Pregnant woman with laptop

Despite the need to carefully manage their SMI going into pregnancy, studies have shown that up to 90% of women will stop taking medication for an existing mental health problem when they stop contraception or when they discover they are pregnant. Although done with good intentions for fear of affecting the baby’s health, this often happens without talking to a health professional beforehand, which can have serious consequences such as causing a relapse.

Experts from King’s College London  and Tommy’s have teamed up with health authorities at NHS England (NHSE) and Public Health England (PHE) to help women with SMI make informed decisions around when to get pregnant and how to treat their condition during pregnancy. Together the organisations have developed a new online information and support hub for anyone with SMI planning a pregnancy, as well as practical guidance for the frontline healthcare professionals who support them. The charity also updated its Planning for Pregnancy tool so preconception health advice is tailored for SMI.

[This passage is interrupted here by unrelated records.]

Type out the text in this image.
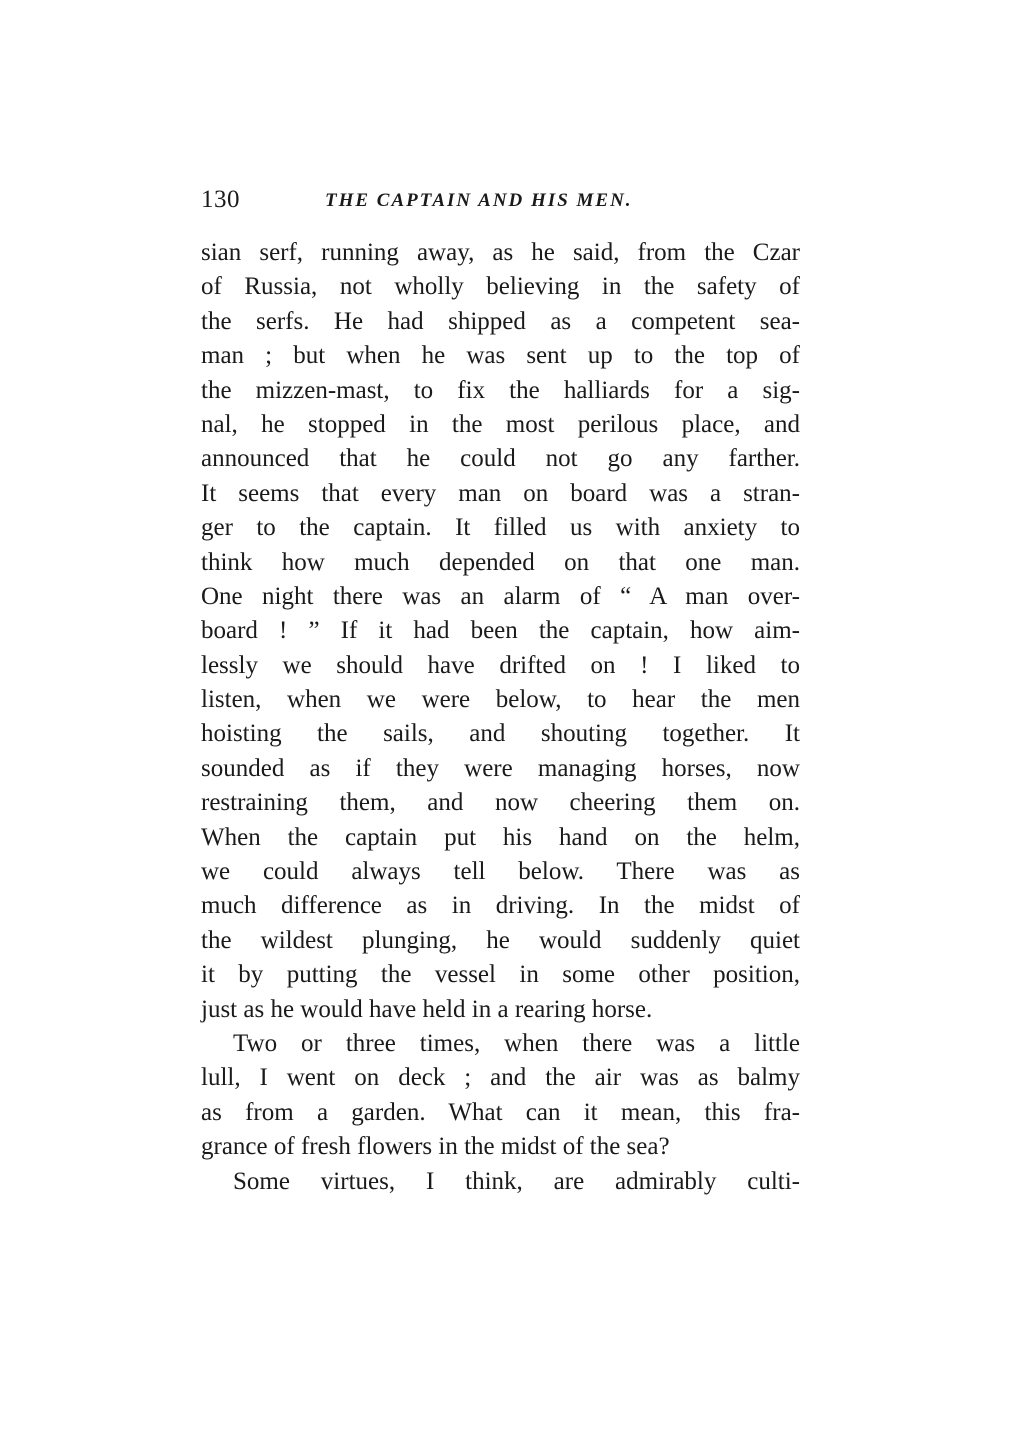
130	THE CAPTAIN AND HIS MEN.
sian serf, running away, as he said, from the Czar
of Russia, not wholly believing in the safety of
the serfs. He had shipped as a competent sea-
man ; but when he was sent up to the top of
the mizzen-mast, to fix the halliards for a sig-
nal, he stopped in the most perilous place, and
announced that he could not go any farther.
It seems that every man on board was a stran-
ger to the captain. It filled us with anxiety to
think how much depended on that one man.
One night there was an alarm of “ A man over-
board ! ” If it had been the captain, how aim-
lessly we should have drifted on ! I liked to
listen, when we were below, to hear the men
hoisting the sails, and shouting together. It
sounded as if they were managing horses, now
restraining them, and now cheering them on.
When the captain put his hand on the helm,
we could always tell below. There was as
much difference as in driving. In the midst of
the wildest plunging, he would suddenly quiet
it by putting the vessel in some other position,
just as he would have held in a rearing horse.
Two or three times, when there was a little
lull, I went on deck ; and the air was as balmy
as from a garden. What can it mean, this fra-
grance of fresh flowers in the midst of the sea?
Some virtues, I think, are admirably culti-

I’m delighted that we have been able to produce these resources for women and healthcare professionals to support women with serious mental illness in planning for pregnancy. This will mean that women can be ready both physically and mentally for pregnancy and when getting to know their new baby and reduce the risk of physical and mental health complications. The period before pregnancy (preconception) is an ideal time to prepare for a pregnancy even if not actively planning to do so right now and I hope these resources will make women feel more confident and able to discuss future childbearing with their healthcare professionals.

Louise Howard

Louise Howard, professor of women’s mental health at King’s College London and deputy theme lead for maternity and perinatal mental health

Tommy’s CEO Jane Brewin explained: “Women with SMI have some of the worst pregnancy outcomes and are often overlooked in traditional pregnancy information, leaving them struggling for advice and support. We are delighted to have been involved in this project to develop targeted guidance for them so they can better plan for a healthy pregnancy. This additional hub and improved tool will now become part of the suite of our comprehensive PregnancyHub resources we offer for women to support their mental health in the perinatal period.”

Consultant perinatal psychiatrist Dr Lucinda Green commented: “This is a fantastic resource. It will help healthcare professionals feel more confident in proactively discussing the possibility of future pregnancy with women of childbearing age who have had a serious mental illness. It will potentially reduce the chance of unplanned pregnancies, empower women who want to have a family, increase the number of women accessing specialist preconception advice and improve women’s physical and mental health before and during pregnancy.”